Wednesday, January 30, 2013

Argentine woman becomes first to give birth after heart transplant


The Telegraph

Argentine woman becomes first to give birth after heart transplant

In what doctors Tuesday said was a medical first, an Argentine woman with a transplanted heart has given birth to a baby girl following an in vitro fertilization.

Juliana Finondo, 39, kisses her daughter Emilia next to her husband Gerardo Tuya, in Buenos Aires.
Juliana Finondo, 39, kisses her daughter Emilia next to her husband Gerardo Tuya, in Buenos Aires. Photo: AFP/Getty
Pregnancy after an organ transplant is always a high risk proposition because the drugs needed to ensure the transplanted organ is not rejected make pregnancy difficult, and their effects on the fetus are not clear.
"There is no record in the world of a transplant patient who has achieved pregnancy through in vitro fertilization," said Gustavo Leguizamon, head of the high risk pregnancy centre in Buenos Aires, where the treatment was performed.
The risks are even greater in heart patients because women have 40 per cent more blood during pregnancy, putting extra strain on the heart.
"This could lead to not enough blood getting to the uterus, causing the baby to grow less" and a possibly premature birth, Mr Leguizamon said.
The medications needed to perform in vitro fertilization added yet another layer of complication, said Ricardo James, a reproductive specialist at the high risk center.
"I was never afraid.

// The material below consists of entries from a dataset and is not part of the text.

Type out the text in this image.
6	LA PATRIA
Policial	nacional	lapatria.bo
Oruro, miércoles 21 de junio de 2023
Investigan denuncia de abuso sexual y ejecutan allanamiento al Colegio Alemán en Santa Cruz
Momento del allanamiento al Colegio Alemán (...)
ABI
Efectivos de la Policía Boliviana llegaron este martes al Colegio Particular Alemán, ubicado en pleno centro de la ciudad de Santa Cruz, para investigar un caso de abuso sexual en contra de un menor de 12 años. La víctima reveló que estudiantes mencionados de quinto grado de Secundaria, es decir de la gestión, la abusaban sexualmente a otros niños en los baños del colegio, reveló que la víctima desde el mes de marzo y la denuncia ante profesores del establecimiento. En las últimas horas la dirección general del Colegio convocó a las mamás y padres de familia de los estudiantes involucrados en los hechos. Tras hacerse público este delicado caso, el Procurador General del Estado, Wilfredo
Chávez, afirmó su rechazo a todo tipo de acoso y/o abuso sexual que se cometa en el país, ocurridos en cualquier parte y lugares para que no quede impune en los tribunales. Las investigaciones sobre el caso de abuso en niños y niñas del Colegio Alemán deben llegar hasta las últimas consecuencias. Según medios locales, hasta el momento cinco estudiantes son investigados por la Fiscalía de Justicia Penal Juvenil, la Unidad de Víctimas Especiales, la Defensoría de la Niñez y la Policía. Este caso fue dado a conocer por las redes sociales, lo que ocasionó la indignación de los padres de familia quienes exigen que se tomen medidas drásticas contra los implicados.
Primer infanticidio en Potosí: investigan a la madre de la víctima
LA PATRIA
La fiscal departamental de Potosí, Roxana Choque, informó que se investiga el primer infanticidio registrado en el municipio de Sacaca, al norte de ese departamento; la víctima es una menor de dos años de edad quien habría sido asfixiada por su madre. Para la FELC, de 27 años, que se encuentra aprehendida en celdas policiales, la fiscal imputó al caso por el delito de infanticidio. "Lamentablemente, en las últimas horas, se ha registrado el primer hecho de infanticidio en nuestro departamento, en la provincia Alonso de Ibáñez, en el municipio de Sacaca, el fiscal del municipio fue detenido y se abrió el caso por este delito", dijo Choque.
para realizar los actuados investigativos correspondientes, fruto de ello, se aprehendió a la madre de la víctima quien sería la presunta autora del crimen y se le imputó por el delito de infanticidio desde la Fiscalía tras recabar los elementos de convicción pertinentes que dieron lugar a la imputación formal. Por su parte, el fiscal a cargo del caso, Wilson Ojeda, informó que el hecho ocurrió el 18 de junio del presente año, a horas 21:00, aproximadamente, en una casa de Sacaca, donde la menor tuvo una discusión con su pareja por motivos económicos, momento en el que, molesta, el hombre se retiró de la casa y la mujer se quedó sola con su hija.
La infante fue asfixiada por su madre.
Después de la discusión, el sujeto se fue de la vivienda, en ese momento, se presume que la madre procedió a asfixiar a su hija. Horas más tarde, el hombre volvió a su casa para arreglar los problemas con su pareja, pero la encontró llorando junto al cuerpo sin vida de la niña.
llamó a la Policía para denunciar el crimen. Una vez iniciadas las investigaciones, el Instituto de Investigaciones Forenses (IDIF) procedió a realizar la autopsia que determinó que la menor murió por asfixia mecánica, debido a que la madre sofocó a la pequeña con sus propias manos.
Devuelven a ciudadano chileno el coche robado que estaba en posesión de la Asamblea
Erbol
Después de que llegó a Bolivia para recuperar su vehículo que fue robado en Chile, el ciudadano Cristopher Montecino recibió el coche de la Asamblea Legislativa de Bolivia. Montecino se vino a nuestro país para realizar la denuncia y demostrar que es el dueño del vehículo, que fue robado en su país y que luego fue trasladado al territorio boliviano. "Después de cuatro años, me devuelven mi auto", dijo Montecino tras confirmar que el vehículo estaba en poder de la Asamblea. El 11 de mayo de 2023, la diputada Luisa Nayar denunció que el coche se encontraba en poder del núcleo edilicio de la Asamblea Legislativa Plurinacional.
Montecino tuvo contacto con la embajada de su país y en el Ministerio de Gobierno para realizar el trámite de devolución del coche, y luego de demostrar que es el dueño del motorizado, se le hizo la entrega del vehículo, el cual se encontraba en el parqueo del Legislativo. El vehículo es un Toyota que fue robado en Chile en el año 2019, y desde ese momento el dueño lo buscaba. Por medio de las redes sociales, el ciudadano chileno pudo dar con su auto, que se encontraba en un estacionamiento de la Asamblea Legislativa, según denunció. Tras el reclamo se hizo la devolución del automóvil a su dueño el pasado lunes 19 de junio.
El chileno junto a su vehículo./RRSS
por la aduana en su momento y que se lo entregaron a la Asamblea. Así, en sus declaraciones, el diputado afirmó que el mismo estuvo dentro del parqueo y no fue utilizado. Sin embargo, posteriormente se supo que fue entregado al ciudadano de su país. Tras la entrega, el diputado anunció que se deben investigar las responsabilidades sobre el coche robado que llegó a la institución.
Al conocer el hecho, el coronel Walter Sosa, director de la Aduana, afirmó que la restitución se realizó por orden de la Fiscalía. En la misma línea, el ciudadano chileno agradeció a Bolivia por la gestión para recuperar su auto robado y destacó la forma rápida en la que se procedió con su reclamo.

Maybe I'm too optimistic," she said.
The graphic designer from eastern Argentina, who now lives in Buenos Aires, had a heart transplant in 1999. At the time, doctors told her she could not risk getting pregnant after the surgery.
A decade later, she decided to try - but two years passed without getting pregnant naturally.
So after Ms Finondo was carefully examined to ensure she didn't show any signs of rejecting her heart, her doctors designed a special medication plan to wean her from the drugs, adding to her difficulties conceiving and to add in the fertility drugs needed for in vitro fertilisation.
Luckily, Ms Finondo got pregnant on her first round of IVF. And after nine months of strict monitoring her healthy daughter Emilia was born on January 15.
Ms Finondo's cardiologist Sergio Perrone said the case shatters prejudices of the limitations of a life post-transplant.
"Today a transplant patient has an excellent quality of life, much better than people realize," Perrone said.
He said he also hoped the story would encourage people to consider organ donation, "because it saves one life, which can be multiplied by so many more."
The infant Emilia "will become a mother in her time," he said.
In Argentina, in 2012, 630 donors contributed organs to 1,458 patients, a record rate of 15.7 donors per million people.
But there are 7,290 patients on the waiting list, according to government figures.